We report herein four recent cases diagnosed in our lab, which were all initially missed by WES and later resolved only by sequencing the entire genome:

1-Promoter mutation: Four patients of two unrelated families, with portal vein thrombosis and macrocephaly. WGS revealed the –270C>G homozygous mutation, located in the promoter of the PIGM gene.

2-Large deletions: Eight patients from 7 different families of Iraqi-Jewish origin with autosomal recessive intractable diarrhea of infancy. Linkage analysis with WGS enabled the detection of two overlapping deletions on chromosome 16.

3-Intronic mutation: Two siblings with PS6 syndrome without mutation in the coding sequence of the candidate gene, ARSB. WGS, revealed deep intronic mutation in the gene, which leads to insertion of a pseudo-exon.

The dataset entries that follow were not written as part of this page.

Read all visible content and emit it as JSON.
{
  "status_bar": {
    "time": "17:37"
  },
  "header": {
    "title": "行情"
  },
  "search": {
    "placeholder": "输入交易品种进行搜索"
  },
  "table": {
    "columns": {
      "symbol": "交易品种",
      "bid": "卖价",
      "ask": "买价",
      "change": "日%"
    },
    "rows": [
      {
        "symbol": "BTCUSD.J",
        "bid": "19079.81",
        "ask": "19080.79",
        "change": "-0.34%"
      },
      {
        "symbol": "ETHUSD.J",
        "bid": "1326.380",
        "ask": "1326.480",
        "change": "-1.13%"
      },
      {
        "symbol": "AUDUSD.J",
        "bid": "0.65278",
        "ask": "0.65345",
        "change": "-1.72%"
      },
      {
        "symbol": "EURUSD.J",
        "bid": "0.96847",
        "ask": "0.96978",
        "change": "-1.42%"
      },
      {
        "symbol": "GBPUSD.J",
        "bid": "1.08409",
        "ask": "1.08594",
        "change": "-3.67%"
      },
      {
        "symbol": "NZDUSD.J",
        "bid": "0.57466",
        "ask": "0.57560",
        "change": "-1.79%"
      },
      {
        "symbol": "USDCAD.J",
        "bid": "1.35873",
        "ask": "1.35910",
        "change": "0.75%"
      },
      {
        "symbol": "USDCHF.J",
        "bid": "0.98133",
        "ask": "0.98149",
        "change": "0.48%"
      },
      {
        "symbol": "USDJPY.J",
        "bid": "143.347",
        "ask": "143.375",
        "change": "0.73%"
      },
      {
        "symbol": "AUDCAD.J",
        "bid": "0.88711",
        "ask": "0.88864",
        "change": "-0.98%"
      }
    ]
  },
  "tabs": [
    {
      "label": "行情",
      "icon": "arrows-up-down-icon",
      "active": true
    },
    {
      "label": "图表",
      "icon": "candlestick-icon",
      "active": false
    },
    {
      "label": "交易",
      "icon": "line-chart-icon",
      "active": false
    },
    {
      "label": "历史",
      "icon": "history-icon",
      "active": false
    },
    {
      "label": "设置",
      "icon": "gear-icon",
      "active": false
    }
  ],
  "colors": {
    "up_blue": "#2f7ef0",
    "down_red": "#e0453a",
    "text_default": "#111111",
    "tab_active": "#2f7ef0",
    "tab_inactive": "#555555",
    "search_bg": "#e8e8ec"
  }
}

4-Large duplication: Three female siblings of Iraqi-Jewish descent, presented with cerebellar ataxia, encephalopathy, seizures and cognitive disability. WGS with Bam file analysis identified a novel biallelic duplications in the COQ5 gene.

It is clear that WGS is a powerful tool, which can improve the rate of discovery of disease-causing mutations, especially in such challenging cases. With the falling cost of WGS, more individuals are pursuing this option, which enable to enrich the databases, and lead to better diagnosis.